The other two proposed bills—Draft #101 and Draft #108—open the door for the appointment of regular citizens to review ballot measures after they have been certified for the ballot. That’s a definite improvement over the Reed/Otten proposal, which would impose its panel review before ballot question sponsors can circulate their petitions, meaning the panel would be wasting its own time reviewing several initiatives that would not get enough signatures to make the ballot and might increase the number of measures that don’t make the ballot by delaying and thus reducing the time available for signature-gathering.
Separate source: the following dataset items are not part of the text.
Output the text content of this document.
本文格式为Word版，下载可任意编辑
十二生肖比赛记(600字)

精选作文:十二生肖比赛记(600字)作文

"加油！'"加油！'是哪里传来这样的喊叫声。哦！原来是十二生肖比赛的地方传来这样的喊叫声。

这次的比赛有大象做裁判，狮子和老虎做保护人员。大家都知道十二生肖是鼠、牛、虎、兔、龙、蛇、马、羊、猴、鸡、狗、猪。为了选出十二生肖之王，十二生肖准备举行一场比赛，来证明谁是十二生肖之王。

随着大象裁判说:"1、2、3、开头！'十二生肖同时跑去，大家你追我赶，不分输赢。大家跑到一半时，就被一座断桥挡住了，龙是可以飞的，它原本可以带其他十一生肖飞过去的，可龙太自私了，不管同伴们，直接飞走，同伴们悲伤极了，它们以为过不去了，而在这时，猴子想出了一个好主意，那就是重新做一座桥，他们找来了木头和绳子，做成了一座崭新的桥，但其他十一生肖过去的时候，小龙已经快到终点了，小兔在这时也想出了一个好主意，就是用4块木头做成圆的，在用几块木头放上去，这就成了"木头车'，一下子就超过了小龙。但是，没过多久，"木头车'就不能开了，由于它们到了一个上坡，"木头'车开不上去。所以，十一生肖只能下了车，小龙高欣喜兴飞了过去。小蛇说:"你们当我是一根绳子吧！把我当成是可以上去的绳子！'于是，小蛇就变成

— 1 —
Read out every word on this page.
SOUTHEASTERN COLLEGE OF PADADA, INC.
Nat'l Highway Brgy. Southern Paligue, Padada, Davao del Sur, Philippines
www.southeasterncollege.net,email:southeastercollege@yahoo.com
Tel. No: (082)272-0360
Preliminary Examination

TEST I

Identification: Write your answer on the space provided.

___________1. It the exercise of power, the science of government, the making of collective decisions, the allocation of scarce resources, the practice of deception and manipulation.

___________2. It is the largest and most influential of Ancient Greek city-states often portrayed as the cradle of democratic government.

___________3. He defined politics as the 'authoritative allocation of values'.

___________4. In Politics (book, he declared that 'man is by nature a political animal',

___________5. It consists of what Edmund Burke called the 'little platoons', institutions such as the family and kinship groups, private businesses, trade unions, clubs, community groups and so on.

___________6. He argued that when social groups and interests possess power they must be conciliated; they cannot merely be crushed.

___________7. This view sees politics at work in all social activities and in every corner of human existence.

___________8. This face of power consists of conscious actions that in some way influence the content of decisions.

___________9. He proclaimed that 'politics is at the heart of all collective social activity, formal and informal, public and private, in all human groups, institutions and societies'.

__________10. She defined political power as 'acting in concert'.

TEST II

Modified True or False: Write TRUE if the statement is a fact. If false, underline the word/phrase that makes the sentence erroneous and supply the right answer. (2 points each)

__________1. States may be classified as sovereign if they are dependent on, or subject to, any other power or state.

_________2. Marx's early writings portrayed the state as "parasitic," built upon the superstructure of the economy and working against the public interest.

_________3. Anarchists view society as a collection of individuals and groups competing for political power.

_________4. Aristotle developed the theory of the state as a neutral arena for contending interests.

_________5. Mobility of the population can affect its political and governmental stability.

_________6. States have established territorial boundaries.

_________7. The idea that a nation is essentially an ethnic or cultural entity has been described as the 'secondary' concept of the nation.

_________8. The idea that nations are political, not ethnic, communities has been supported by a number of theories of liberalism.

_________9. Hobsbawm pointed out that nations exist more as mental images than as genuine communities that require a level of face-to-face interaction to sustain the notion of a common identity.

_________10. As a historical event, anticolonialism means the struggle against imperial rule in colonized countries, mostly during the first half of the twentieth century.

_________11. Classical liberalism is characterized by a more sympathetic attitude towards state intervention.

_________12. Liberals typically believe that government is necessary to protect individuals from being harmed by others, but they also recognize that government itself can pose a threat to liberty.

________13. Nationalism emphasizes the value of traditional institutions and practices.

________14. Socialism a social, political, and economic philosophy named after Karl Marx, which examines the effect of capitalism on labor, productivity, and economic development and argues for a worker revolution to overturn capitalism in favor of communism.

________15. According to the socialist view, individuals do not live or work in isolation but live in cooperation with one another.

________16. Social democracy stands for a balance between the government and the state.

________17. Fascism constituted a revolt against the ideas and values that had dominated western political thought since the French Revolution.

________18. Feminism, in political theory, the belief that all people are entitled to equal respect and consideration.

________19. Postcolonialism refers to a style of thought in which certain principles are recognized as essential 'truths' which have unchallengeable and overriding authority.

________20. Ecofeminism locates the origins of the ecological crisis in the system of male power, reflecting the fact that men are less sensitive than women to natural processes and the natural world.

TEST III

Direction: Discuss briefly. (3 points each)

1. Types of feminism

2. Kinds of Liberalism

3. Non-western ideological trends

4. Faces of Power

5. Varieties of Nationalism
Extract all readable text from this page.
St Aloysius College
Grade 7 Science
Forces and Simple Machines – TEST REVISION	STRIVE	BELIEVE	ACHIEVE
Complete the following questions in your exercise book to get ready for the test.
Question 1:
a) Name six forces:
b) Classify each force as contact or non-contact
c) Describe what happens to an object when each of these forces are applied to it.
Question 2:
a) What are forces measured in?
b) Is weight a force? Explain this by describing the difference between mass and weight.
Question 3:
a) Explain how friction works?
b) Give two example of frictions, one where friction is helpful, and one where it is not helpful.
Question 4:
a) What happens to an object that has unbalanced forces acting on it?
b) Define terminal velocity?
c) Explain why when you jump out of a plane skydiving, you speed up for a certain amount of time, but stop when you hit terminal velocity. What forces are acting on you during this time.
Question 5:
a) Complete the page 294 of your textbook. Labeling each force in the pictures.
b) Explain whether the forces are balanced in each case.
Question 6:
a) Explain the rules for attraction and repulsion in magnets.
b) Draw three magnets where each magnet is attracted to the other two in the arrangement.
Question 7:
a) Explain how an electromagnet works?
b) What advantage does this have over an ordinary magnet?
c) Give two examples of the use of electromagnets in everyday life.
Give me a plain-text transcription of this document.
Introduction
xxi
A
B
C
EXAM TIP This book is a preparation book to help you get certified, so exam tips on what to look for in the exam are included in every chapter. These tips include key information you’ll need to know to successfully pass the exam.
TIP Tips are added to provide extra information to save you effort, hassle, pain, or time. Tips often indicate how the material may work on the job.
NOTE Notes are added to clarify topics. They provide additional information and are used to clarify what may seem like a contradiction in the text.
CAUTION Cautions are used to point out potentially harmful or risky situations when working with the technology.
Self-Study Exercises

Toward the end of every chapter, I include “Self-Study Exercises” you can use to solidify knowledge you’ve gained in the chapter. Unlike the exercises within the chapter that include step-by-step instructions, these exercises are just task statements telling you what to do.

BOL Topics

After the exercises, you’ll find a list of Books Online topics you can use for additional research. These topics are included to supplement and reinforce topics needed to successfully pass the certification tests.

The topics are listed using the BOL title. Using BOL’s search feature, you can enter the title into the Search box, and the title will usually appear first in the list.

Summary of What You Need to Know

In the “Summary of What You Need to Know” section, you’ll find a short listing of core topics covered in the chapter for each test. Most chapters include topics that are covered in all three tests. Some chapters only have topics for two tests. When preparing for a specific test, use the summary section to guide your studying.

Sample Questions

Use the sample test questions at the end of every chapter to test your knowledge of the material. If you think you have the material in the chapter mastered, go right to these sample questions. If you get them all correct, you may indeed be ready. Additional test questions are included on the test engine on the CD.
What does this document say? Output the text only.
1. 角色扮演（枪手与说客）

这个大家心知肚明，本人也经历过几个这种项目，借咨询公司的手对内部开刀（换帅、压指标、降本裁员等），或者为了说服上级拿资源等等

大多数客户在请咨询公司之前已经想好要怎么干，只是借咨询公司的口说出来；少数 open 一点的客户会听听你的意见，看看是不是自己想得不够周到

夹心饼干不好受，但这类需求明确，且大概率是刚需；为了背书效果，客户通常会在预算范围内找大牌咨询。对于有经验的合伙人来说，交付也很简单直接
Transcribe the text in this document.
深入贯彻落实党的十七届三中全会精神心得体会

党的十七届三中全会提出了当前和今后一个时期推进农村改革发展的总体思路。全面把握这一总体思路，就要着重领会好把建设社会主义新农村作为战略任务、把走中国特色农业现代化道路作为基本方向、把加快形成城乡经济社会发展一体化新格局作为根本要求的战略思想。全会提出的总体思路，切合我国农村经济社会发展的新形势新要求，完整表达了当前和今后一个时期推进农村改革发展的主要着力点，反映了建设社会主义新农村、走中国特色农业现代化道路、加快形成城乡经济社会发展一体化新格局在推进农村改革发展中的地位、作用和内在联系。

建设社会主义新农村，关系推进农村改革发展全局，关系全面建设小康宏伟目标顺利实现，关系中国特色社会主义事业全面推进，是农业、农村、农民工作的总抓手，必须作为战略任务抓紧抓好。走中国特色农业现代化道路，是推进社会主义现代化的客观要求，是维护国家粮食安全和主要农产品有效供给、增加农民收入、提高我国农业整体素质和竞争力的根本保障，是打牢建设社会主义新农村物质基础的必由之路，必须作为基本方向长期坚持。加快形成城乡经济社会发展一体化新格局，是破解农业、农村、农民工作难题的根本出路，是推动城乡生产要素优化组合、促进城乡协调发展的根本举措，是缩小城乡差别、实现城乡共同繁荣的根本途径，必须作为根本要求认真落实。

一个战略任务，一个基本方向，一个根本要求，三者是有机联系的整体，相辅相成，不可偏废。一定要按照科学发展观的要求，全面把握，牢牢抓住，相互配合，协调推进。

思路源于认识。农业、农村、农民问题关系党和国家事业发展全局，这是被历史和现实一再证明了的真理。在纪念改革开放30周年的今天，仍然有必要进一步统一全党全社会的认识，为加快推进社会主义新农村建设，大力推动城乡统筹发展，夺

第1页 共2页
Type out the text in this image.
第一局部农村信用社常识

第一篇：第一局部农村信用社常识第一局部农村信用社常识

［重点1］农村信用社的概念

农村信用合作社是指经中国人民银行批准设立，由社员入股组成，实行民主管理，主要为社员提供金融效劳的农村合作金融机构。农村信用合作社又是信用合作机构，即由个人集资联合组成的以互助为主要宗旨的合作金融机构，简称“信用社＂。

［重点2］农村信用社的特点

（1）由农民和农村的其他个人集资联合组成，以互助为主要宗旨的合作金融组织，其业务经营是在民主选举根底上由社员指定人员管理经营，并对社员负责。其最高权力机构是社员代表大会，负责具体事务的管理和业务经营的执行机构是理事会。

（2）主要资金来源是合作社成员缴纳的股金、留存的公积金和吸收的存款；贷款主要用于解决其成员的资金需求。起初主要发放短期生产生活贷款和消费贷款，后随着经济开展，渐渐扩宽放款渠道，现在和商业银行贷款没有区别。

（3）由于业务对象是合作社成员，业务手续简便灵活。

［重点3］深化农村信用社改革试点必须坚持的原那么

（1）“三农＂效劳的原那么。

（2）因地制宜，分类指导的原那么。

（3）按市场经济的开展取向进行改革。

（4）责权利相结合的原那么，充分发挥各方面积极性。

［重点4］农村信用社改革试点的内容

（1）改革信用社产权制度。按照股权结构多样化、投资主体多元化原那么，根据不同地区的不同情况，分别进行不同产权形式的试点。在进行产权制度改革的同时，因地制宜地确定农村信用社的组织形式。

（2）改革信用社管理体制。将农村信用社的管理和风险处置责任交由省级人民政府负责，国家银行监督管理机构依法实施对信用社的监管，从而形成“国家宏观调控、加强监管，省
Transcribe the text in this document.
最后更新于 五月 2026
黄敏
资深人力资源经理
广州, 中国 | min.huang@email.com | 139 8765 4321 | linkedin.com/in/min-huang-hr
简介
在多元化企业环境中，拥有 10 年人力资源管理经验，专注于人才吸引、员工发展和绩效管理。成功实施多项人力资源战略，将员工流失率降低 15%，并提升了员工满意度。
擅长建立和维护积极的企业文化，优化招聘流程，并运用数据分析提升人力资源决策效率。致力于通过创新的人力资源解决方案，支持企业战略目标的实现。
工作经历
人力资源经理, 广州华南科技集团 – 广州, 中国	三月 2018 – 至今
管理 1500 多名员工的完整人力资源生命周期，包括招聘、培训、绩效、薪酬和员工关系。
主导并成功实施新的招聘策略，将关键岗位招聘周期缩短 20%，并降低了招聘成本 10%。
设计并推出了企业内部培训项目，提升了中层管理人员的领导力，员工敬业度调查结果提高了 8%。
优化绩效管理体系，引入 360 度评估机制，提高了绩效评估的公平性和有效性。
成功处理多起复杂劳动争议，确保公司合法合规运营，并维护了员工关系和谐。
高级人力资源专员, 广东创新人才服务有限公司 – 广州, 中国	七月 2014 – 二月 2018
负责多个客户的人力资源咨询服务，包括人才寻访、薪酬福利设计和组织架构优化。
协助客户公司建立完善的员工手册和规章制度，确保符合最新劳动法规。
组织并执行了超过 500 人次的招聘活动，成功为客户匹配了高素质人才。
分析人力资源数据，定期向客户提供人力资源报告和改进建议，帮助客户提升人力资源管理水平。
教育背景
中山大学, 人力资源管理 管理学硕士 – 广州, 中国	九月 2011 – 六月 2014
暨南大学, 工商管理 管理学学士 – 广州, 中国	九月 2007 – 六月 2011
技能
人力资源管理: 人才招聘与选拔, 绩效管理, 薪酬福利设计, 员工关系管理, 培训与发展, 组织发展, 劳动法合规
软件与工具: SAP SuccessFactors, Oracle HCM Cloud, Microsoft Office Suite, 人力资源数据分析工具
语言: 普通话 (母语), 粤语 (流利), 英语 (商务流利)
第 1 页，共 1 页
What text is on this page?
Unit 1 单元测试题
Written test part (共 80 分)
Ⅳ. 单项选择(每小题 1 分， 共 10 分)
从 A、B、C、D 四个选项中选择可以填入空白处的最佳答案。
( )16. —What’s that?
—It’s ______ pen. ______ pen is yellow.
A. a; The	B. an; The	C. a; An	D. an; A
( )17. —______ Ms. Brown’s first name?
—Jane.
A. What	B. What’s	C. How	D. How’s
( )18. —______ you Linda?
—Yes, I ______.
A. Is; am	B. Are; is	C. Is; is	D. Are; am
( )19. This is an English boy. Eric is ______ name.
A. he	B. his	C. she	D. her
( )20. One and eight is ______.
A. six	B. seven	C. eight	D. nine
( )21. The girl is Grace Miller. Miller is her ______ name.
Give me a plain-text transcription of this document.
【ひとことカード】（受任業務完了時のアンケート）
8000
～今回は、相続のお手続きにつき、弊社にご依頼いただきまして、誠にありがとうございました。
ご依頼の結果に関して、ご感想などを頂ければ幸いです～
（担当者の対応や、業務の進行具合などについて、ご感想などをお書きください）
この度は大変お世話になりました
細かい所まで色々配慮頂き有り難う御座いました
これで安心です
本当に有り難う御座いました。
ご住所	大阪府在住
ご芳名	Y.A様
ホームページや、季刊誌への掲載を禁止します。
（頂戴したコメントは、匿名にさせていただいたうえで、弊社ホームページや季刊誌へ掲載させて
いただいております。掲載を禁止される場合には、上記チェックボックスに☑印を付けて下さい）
Bob Mercer suggests that if we adopt citizen review panels for ballot measures, we should have a separate panel dedicated to each topic covered by the initiatives*. The citizen review panels in Oregon go further and give each initiative a separate panel (“The Citizens’ Initiative Review Commission shall… convene a separate citizen panel to review each selected measure“). Draft #101, attributed to the task force, also appears to envision multiple panels:
The State Board of Elections shall convene a panel of registered voters, chosen pursuant to rules promulgated by the board under chapter 1-26, to review and evaluate each measure certified for placement on the ballot pursuant to § 2-1-17. Each panel shall conduct a public hearing chaired by a member of the board to receive testimony from proponents and opponents of each measure under evaluation [Interim Task Force on I&R, Draft #101, Section 1, 2017.08.03].
The language isn’t perfectly clear, but “each panel” in the second sentence appears to envision.
Draft #108, attributed to task force chair Dr. Emily Wanless, charges one Citizen Review Commission with hearing all initiatives:
The commission shall conduct hearings for any proposed initiated measure and initiated amendment to the Constitution certified for placement on the next general election ballot pursuant to § 2-1-17. For each initiated measure and initiated amendment to the Constitution, the commission shall conduct not less than two hearings to be held in separate locations in the state. During each hearing for each initiated measure and initiated amendment the commission shall take testimony from the petition sponsor or the sponsor’s designee regarding the purpose of the initiated measure or initiated amendment and take public testimony. After any hearing conducted under this section, the commission shall provide an objective written summary not to exceed three hundred words for each initiated measure or initiated amendment to the Constitution to be included in a voter information brochure under section 6 of this Act [Interim Task Force on I&R, Draft #108, Section 4, 2017.08.15].
Since statehood in 1889, the most initiatives we’ve had to deal with on one ballot was eight in 2006, followed by seven last year. (Remember: the citizens review panels wouldn’t have to hold hearings on referred laws or legislatively proposed amendments, since those measures get hearings during the Legislative Session… although Draft #101 appears to call for hearings on every measure on the ballot, not just citizen initiatives.) Over the last 19 elections, we’ve averaged 2.2 measures per year.
Seating a separate panel for each measure would ease the workload on each participant. Citizens selected for this honorable duty could study their assigned measure more deeply and put more effort into the summaries they would publish. Multiple panels would also prevent one panel from proposing its idiosyncratic bias on all ballot measure explanations. Mercer’s on track, and Oregon and Draft #101 have the right idea: one panel per ballot measure!
*Correction 08:58 CDT: I originally misstated that Mercer called for one panel per initiative. However, as Mercer points out below, he suggests one panel per topic. Thus, when we have ballot measures dealing with the same issue, as we did in 2016 with the payday lenders’ decoy amendment competing with the honest grassroots payday lending rate cap, he’d have one panel deal with both measures.